Private Property Issue #16

"Bad time to buy?"
16th June 2022

Investors are getting some cracking deals in today’s market.

New data (released yesterday) showed that house prices fell another 1.6% last month.

That means property prices are down 7.7% since peaking in November 2021 (REINZ).

Depending on who you listen to, the property market will likely drop about 10 – 15% compared to November’s peak.

Being 7.7% down already means we are not far away from what I call the ‘trough-territory’ … where house prices are near their lowest.

No one can accurately predict the exact moment when house prices are at their lowest. But as we approach the trough-territory, we’re in the right ballpark.

This presents the opportunity for investors to “buy the dip". That means snagging a deal while property prices are lower before they eventually increase over the long term.

But, if you invest today, you need to know that not all parts of the country are equal.

Where’s the best place to invest right now?

Here are my estimates of where prices are most over or undervalued.

Canterbury and the top of the South Island look relatively affordable compared to where I’d expect their house prices to be.

While Taranaki, Northland and Auckland also appear to be at favourable parts of their property cycle.

Expect smaller price falls and quicker house price recoveries in these regions.

On the other hand, property prices in Wellington, Manawatu-Whanganui and Gisborne look overcooked.

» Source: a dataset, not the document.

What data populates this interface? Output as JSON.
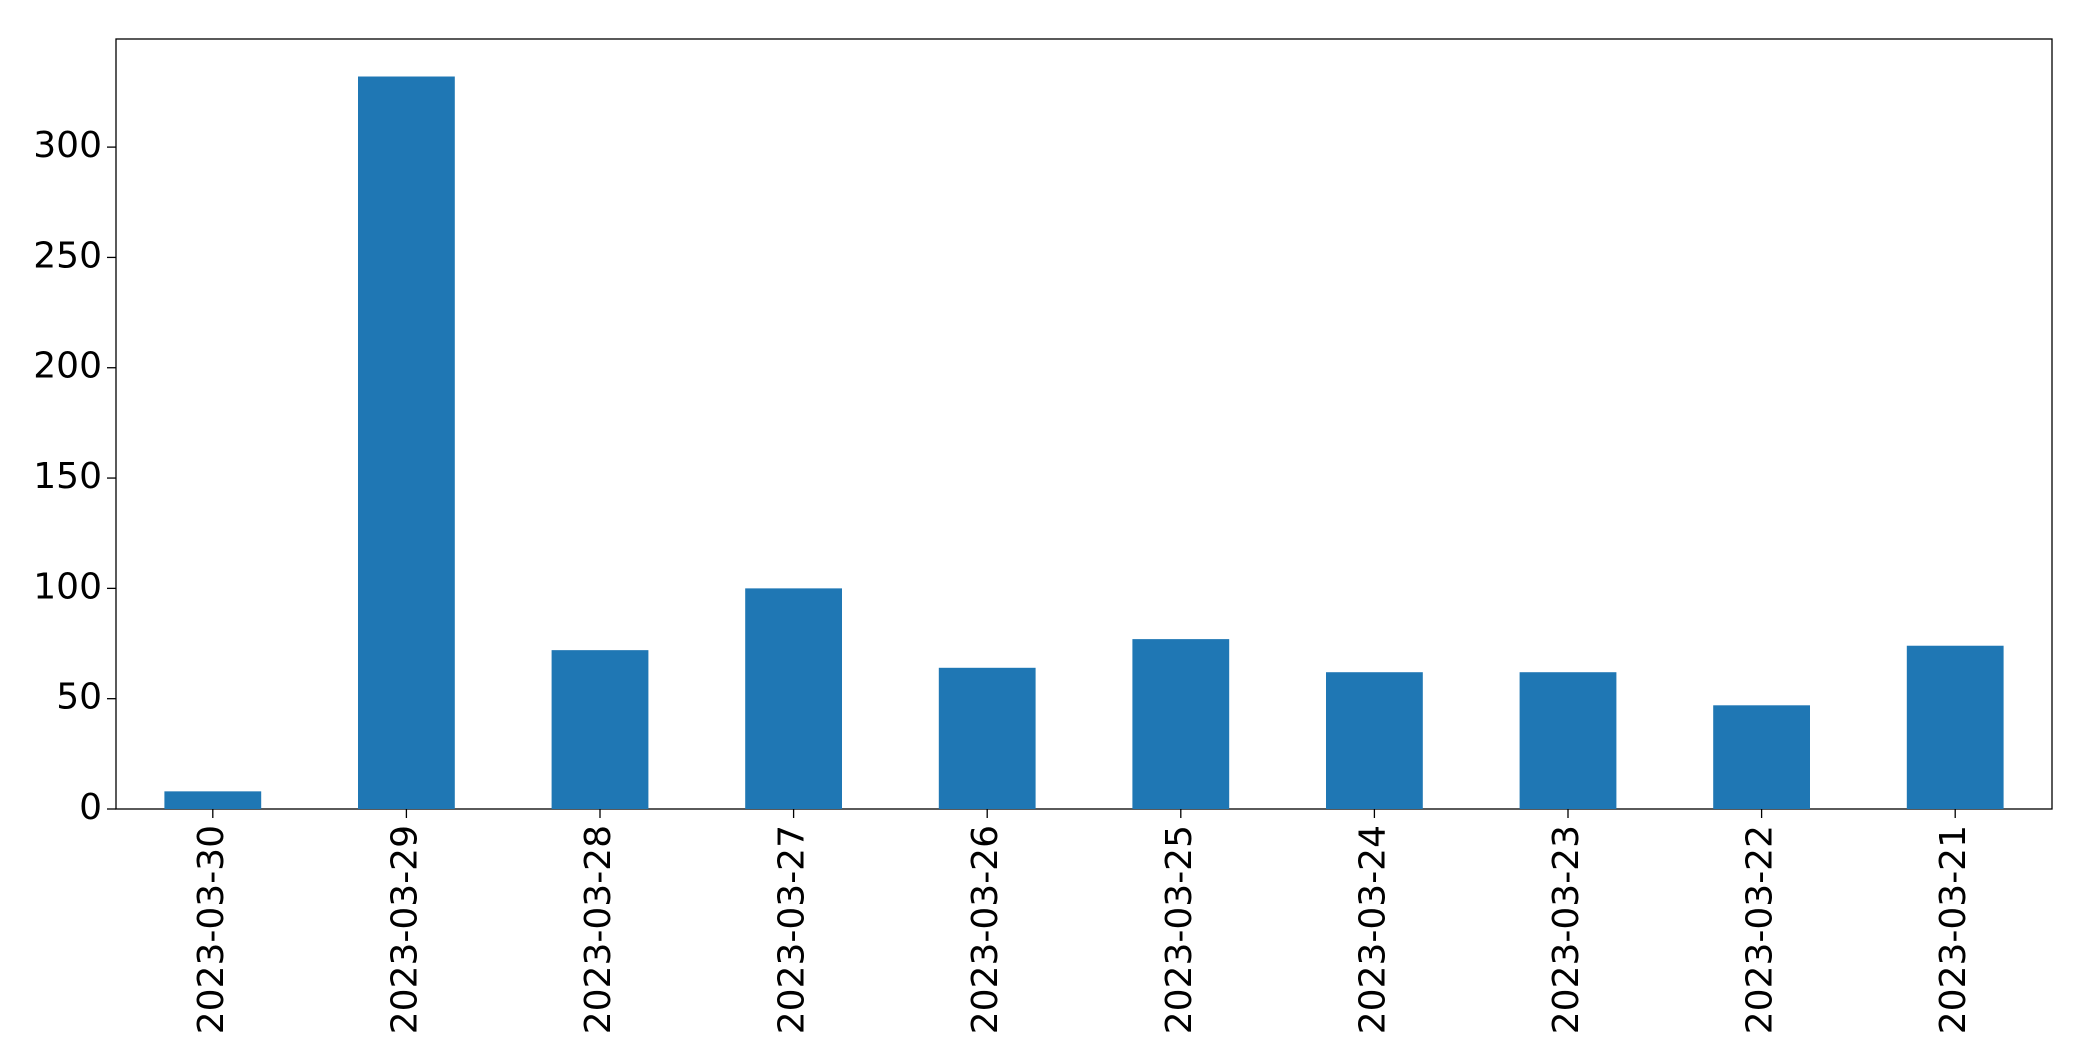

Expect larger price falls and longer house price recoveries in these regions.

But if you’re buying in today, you can’t just buy anything … you’ve got to get a deal.

What’s the best way to get a deal?

Today's opportunities depend on whether you invest in new builds or existing properties.

And few people realise that the new-build market is much more responsive to price changes than the market for existing properties.

Developers must sell properties to keep their office lights on and businesses running.

They need to meet (and often beat) the market. Otherwise, their livelihood stops.

But for Mums and Dads selling their own home, they can often afford to wait to try to get the ‘best’ price.

That’s why (just between you and me) many developers are already discounting properties, so they’re inside that ‘trough territory’.

They’re dropping their pants (and prices), and investors are taking advantage.

Last week, 25 investors working with us at Opes put a new build property under contract.

One investor bought a 4-bedroom new-build house in Rolleston for $799k.

The market rate is closer to $850k – a 6% discount in an area where the property market is still 1% higher than November last year when the rest of the country peaked.

And while there are deals to be done on existing properties, vendors haven’t changed their price expectations to the same degree (yet).

Some sellers are holding on to the idea they’ll be able to get last year’s price for their property in today’s market. They won’t.

But while prices might not have fallen as much in the existing market, there are still opportunities. 77.6% more properties are listed for sale today compared to last year (realestate.co.nz).

So the opportunity for existing properties is to get a property that meets more of your criteria for the same price.

Is it a bad time to buy?

If you only think about the short term, it’s a bad time to buy. The outlook for house prices over the next 6-18 months is still negative.

For those with a long-term perspective, it can be a good time to buy. There is way more room to negotiate on price and more choices on the market.

If you’re investing for 15 years+, get ready … there are deals to be done.